Over much of Australia designs were stylised. Just as many Aboriginal songs cannot be
understood simply by hearing the words, so the painting cannot be understood simply by
looking. Most paintings were associated with a story. The symbols used varied. In central
Australia concentric circles, spirals, U-shaped figures, dots and wavy lines predominated. In
different parts of Arnhem Land paintings were either geometric and abstract or more
naturalistic. Songs and dances were usually accompanied by hand-clapping or time
(percussion) sticks and, in northern Australia, by the didjeridoo, a long, hollowed-out wooden
instrument which, when blown, gives a pulsating droning sound. The Aborigines were a
people of buoyant mood and of carefree outlook when circumstances allowed. They greatly
enjoyed games. Ball games were played in eastern Australia with an opossum-skin ball; a type
of game resembling hockey was played in western Queensland with sticks and a stone; and
tops made of clay or a gourd on a stick were popular in eastern Australia and Lake Eyre. Men
everywhere enjoyed spear and boomerang throwing contests. Children played the universal
games of hide and seek, wrestling and telling stories with string figures. Like children the
world over, they learnt by copying their parents. both boys and girls practised tracking
animals and people; the boys enjoyed sham fights, threw small spears and clubs at a bark disc
bowled along the ground and hunted small animals; the girls took miniature coolamons and
digging sticks and busied themselves alongside their mothers.
In the evenings folk lore, jokes and popular myths were told, songs were sung and dances
performed for general entertainment.
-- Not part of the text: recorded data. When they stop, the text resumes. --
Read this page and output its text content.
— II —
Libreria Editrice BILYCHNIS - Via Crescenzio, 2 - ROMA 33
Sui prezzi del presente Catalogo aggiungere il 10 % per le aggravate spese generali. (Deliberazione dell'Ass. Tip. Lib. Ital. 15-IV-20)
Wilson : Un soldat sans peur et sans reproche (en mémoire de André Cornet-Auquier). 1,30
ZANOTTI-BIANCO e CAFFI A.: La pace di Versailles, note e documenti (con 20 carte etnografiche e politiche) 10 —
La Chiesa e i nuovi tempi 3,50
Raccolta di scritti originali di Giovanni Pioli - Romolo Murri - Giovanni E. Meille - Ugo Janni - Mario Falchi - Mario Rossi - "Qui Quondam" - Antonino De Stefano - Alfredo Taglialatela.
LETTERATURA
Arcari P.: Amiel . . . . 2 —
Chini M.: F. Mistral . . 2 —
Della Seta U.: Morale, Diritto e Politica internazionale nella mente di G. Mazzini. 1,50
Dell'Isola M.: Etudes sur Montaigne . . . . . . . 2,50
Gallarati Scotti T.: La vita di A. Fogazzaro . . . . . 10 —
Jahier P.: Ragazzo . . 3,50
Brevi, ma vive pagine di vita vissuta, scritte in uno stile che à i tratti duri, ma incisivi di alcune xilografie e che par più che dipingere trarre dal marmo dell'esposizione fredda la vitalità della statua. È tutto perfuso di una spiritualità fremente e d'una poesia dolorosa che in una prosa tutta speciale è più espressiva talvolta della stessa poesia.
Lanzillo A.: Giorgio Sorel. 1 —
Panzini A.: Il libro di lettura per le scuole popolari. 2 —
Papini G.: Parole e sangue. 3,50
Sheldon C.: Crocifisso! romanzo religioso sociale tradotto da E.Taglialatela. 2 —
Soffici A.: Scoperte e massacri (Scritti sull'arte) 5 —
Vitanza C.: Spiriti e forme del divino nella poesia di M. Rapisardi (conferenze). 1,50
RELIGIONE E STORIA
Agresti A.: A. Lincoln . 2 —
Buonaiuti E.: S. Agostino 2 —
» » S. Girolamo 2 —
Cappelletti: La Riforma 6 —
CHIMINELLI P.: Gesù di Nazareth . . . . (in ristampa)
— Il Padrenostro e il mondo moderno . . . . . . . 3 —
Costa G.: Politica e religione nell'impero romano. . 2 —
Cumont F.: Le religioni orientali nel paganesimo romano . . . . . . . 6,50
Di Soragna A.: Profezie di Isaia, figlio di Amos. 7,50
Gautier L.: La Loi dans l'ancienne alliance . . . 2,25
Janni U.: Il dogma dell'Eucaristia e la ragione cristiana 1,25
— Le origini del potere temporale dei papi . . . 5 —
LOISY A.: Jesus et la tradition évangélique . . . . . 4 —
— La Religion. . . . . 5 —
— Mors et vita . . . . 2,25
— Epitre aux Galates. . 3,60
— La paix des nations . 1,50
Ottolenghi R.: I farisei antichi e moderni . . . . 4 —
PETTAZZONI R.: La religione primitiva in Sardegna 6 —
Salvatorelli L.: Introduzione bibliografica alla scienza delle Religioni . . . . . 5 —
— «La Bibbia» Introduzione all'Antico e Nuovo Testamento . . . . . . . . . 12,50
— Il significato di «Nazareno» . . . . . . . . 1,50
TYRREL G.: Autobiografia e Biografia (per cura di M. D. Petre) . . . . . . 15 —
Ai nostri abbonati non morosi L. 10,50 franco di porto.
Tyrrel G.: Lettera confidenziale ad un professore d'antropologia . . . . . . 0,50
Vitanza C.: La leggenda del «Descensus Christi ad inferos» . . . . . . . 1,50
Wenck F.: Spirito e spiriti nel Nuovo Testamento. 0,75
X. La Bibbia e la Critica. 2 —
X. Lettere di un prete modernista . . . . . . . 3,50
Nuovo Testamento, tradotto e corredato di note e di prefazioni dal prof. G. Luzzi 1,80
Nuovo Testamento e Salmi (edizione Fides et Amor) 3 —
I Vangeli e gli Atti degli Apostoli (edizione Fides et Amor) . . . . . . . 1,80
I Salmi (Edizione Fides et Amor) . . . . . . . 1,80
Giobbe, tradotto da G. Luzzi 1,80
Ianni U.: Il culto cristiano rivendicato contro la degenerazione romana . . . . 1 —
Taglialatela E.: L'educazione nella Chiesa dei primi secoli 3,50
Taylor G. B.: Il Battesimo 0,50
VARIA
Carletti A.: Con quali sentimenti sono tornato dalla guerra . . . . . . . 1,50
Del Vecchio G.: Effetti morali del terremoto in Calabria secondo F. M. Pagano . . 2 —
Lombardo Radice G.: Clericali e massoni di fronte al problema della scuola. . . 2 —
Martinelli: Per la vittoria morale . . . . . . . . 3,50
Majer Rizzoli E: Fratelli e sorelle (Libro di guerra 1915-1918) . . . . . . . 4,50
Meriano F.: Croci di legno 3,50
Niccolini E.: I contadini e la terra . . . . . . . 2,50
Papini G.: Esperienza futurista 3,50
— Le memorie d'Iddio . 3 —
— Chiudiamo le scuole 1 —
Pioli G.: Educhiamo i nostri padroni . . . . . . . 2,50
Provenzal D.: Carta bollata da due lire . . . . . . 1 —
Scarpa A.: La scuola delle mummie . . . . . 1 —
Environment, isolation, and economy of hunting and
collecting kept the Aborigines materially poor but they compensated for their lack of material
possessions by developing a rich social, religious and cultural life. It was a satisfying and
emotionally secure life. Everybody was expected of him. food gathering, social organisation,
religion, law and art were all inter-dependent. A life constituted in this way was extremely
resistant to change.
In many ways, however, the Aborigines were ill-equipped to face the changes brought by
European settlement in Australia; similarly, a western European people, whose economy
emphasized competitive activity and the value of material possessions, found the Aboriginal
philosophy and way of life hard to appreciate.